24 Agosto 2022 - 20:00 Enrico Spaccini
Le due parti tornano al dialogo dopo l'uscita unilaterale decisa da Donald Trump nel 2018

Iran, Stati Uniti e Unione Europea stanno lavorando al rilancio del Piano d’azione congiunto globale sul nucleare del 2015. Il portavoce del ministero degli Esteri di Teheran, Nasser Kanani, ha detto: «La Repubblica islamica dell’Iran annuncerà la sua opinione in questo contesto al coordinatore dopo aver completato la sua revisione». Dagli Stati Uniti, infatti, è arrivata la risposta alle proposte di Teheran sulla bozza finale redatta dall’Unione europea. Cosa che è stata confermata dal Dipartimento di Stato americano: «Il nostro esame di quei commenti è ora concluso e abbiamo inviato la risposta all’Ue oggi», ha detto il portavoce Ned Price. «Dall’inizio, l’Iran ha portato avanti le sue attività nel campo del nucleare tenendo come base gli standard e i regolamenti dell’Agenzia internazionale per l’energia atomica», ha assicurato il capo dell’Organizzazione iraniana per l’energia atomica Mohammad Eslami.

L’accordo di Vienna

L’8 maggio del 2018 Donald Trump ha deciso di uscire dall’accordo. Il Piano era stato firmato a Vienna il 14 luglio del 2015 da Iran e i P5+1, ovvero i cinque membri permanenti del Consiglio di sicurezza delle Nazioni Unite (Stati Uniti, Cina, Francia, Russia e Regno Unito) più la Germania e l’Unione europea.
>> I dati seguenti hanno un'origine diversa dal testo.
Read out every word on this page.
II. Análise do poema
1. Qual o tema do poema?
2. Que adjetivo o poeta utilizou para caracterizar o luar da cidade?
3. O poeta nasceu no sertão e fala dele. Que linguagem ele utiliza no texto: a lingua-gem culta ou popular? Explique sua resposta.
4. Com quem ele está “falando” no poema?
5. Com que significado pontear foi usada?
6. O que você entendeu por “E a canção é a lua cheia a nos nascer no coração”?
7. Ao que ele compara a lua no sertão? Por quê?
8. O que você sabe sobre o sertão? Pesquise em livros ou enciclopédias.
Con questo accordo, l’Iran aveva accettato di ridurre le sue riserve di uranio a medio e basso arricchimento, di arricchirne altro solo fino al 3,67 per cento per i successivi 15 anni e di non costruire alcun nuovo reattore nucleare ad acqua pesante per lo stesso periodo. In cambio, niente più sanzioni economiche da parte Usa, Ue e Consiglio di sicurezza delle Nazioni Unite.

I processi di arricchimento

L’amministrazione Trump, però, aveva deciso di rilanciare le sanzioni economiche. L’obiettivo del presidente Usa era quello di indurre il regime iraniano a «cessare la propria attività destabilizzante» e ritirarsi dalla Siria. La decisione americana non venne appoggiata dagli altri firmatari del Piano. Fino a quei giorni, l’Iran non aveva mai violato l’accordo. Poi, però, ha iniziato a lanciare ultimatum all’Ue chiedendo di trovare un modo per aggirare le sanzioni statunitensi altrimenti avrebbe ricominciato il processo di arricchimento dell’uranio. L’Aiea ha confermato il 4 gennaio del 2021 che Teheran aveva avviato il processo di arricchimento dell’uranio al 20 per cento. Soglia minima che permette di costruire la cosiddetta “bomba sporca”, arma atomica ancora poco efficace.

I nuovi riavvicinamenti

Solo con l’amministrazione Biden sono ripresi i dialoghi. Il 21 febbraio 2021 l’Iran ha stipulato un accordo temporaneo con l’autorità di controllo, ma dopo l’attacco aereo del 25 febbraio 2021 in Siria ha escluso la possibilità di nuovi colloqui. Una delle questioni che più di tutte stanno complicando un ritorno al tavolo sono le «garanzie credibili» chieste dall’Iran sul fatto che un futuro presidente Usa non esca più unilateralmente dall’accordo come ha fatto Trump. Dopo l’incidente di aprile alla centrale di Natanz, per il quale l’Iran ha accusato di sabotaggio Israele, era stato annunciato un nuovo arricchimento dell’uranio fino al 60 per cento. Il 29 novembre 2021 c’è stato un nuovo riavvicinamento, ancora a Vienna. «Ci sono ancora alcune questioni rilevanti da risolvere», aveva detto il portavoce Price lo scorso 22 agosto, affermando però anche che «un accordo è più vicino».